Internet-Drafts are draft documents valid for a maximum of six months and may be updated, replaced, or obsoleted by other documents at any time. It is inappropriate to use Internet-Drafts as reference material or to cite them other than as "work in progress."
This Internet-Draft will expire on November 06, 2012.
Copyright (c) 2012 IETF Trust and the persons identified as the document authors. All rights reserved.
This document is subject to BCP 78 and the IETF Trust's Legal Provisions Relating to IETF Documents (http://trustee.ietf.org/license-info) in effect on the date of publication of this document. Please review these documents carefully, as they describe your rights and restrictions with respect to this document. Code Components extracted from this document must include Simplified BSD License text as described in Section 4.e of the Trust Legal Provisions and are provided without warranty as described in the Simplified BSD License.
Peer-to-peer (P2P) applications, including both P2P streaming and P2P filesharing applications, make up a large fraction of the traffic in many ISP networks today. One way to reduce bandwidth usage by P2P applications is to introduce storage capabilities in networks. Allowing P2P applications to store and retrieve data from inside networks can reduce traffic on the last-mile uplink, as well as on backbone and transit links.
P2P caches provide in-network storage and have been deployed in some networks. However, the current P2P caching architecture poses challenges to both P2P cache vendors and P2P application developers. For P2P cache vendors, it is challenging to support a number of continuously evolving P2P application protocols, due to lack of documentation, ongoing protocol changes, and rapid introduction of new features by P2P applications. For P2P applications, closed P2P caching systems limit P2P applications from effectively utilizing in-network storage. In particular, P2P caches typically do not allow users to explicitly store content into in-network storage.
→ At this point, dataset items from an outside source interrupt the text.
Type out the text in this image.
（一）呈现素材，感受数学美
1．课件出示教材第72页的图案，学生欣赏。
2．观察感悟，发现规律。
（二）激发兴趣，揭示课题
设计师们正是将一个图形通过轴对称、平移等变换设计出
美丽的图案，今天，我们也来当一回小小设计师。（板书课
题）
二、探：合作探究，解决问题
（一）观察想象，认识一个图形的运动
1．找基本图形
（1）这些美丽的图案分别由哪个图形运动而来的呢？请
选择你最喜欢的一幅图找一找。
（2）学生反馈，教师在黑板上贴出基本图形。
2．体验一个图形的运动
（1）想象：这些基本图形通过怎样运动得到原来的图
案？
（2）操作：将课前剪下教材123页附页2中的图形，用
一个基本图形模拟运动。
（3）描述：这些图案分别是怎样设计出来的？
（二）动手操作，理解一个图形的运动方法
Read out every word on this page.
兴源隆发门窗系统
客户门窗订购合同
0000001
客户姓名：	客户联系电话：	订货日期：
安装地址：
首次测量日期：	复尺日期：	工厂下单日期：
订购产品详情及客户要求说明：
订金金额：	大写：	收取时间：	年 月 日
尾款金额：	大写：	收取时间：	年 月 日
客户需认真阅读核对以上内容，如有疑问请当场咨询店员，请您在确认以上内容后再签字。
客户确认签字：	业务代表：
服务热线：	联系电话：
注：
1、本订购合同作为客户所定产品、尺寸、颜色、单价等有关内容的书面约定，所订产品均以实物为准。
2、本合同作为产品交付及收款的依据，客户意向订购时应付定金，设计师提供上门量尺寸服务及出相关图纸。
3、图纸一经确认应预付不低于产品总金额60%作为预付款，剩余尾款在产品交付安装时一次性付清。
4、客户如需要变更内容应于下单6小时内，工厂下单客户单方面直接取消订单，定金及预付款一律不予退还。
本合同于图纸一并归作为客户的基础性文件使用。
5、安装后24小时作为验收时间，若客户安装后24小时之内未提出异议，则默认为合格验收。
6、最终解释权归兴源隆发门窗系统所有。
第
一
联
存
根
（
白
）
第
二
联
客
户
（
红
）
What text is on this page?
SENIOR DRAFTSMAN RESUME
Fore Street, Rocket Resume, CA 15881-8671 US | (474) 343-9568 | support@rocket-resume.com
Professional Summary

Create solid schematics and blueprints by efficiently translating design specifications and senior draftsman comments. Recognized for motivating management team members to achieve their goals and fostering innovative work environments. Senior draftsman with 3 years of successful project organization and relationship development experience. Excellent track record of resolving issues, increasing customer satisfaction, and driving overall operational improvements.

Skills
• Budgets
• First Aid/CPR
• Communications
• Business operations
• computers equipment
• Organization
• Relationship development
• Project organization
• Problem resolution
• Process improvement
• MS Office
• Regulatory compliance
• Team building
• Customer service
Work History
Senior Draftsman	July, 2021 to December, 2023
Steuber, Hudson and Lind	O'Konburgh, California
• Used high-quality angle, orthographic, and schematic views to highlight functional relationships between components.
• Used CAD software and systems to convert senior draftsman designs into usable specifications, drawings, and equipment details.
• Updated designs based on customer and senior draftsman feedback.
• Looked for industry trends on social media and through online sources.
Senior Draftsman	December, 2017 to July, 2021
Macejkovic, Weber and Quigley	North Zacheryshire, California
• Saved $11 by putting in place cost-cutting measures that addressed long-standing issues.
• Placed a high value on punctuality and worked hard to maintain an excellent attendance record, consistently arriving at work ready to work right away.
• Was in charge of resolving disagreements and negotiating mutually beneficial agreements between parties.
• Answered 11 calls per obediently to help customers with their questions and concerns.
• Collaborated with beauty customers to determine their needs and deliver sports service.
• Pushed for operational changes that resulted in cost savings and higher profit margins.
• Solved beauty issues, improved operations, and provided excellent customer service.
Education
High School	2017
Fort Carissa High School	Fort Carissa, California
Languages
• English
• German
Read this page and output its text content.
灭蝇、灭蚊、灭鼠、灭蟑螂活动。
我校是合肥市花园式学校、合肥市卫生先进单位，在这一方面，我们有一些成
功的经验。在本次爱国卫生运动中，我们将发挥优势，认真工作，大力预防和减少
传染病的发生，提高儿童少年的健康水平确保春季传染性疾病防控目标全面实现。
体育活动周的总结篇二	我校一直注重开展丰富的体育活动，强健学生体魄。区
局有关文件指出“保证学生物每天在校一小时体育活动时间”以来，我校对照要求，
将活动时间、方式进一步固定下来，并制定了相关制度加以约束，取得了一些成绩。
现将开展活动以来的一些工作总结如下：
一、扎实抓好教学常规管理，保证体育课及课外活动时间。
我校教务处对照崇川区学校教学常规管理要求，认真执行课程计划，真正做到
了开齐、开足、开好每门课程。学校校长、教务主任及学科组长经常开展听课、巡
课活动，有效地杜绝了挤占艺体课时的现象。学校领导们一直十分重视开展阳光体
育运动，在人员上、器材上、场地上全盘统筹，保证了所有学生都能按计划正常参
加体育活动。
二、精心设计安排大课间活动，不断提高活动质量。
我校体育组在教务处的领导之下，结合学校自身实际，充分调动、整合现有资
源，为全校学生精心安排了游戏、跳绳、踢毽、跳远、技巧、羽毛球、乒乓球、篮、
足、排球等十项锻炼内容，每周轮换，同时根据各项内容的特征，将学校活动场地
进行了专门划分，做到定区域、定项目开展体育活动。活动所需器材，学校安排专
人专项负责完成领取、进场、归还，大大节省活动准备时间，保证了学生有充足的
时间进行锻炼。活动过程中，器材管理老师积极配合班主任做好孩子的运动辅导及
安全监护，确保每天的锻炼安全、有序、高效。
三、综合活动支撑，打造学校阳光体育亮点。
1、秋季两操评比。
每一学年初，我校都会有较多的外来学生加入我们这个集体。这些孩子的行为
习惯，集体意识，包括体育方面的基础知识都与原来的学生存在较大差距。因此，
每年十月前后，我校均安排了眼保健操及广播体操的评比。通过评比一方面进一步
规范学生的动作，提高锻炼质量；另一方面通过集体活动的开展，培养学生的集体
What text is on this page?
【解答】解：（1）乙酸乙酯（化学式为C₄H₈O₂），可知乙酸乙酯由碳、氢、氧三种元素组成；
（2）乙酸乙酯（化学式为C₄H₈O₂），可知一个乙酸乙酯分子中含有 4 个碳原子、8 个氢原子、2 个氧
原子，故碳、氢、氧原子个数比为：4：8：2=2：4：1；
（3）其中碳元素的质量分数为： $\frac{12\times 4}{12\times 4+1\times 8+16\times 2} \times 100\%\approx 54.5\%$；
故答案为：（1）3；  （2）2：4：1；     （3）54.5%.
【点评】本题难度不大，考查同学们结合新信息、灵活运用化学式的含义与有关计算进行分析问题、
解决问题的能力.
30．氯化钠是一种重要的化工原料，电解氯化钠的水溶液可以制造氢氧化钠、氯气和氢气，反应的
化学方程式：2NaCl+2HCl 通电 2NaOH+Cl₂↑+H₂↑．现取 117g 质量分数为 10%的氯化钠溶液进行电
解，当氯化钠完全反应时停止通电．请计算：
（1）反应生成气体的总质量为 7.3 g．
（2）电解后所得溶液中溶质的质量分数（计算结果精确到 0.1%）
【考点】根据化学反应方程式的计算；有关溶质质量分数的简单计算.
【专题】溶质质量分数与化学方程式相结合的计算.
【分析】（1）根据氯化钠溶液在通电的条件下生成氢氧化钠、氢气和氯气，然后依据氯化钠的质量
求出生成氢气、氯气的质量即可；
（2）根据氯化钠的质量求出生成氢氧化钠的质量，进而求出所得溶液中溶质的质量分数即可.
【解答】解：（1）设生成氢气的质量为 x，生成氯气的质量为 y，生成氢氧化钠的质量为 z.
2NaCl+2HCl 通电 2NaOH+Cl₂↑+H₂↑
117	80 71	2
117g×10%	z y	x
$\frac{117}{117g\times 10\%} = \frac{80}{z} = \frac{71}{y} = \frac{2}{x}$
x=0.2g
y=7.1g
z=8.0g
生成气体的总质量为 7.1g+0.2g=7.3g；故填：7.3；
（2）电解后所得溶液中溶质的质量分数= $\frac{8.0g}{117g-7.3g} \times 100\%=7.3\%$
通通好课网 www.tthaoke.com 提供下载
They also do not allow users to implement control over the content that has been placed into the in-network storage.
P2P applications suffer decreased efficiency, and the network infrastructure suffers increased load because there is no standardized interface for accessing storage and data transport services in the Internet.
Both of these challenges can be effectively addressed by using an open, standard protocol to access in-network storage [Data_Lockers]. P2P applications can store and retrieve content in the in-network storage, as well as control resources (e.g., bandwidth, connections) consumed by peers in a P2P application. As a simple example, a peer of a P2P application may upload to other peers through its in-network storage, saving its usage of last-mile uplink bandwidth.
In this document, we distinguish between two functional components of the native P2P application protocol: signaling and data access. Signaling includes operations such as handshaking and discovering peer and content availability. The data access component transfers content from one peer to another.
In essence, coupling of the signaling and data access makes in-network storage very complex to support various application services. However, these applications have common requirements for data access, making it possible to develop a standard protocol.
The following terms have special meaning in the definition of the in-network storage system.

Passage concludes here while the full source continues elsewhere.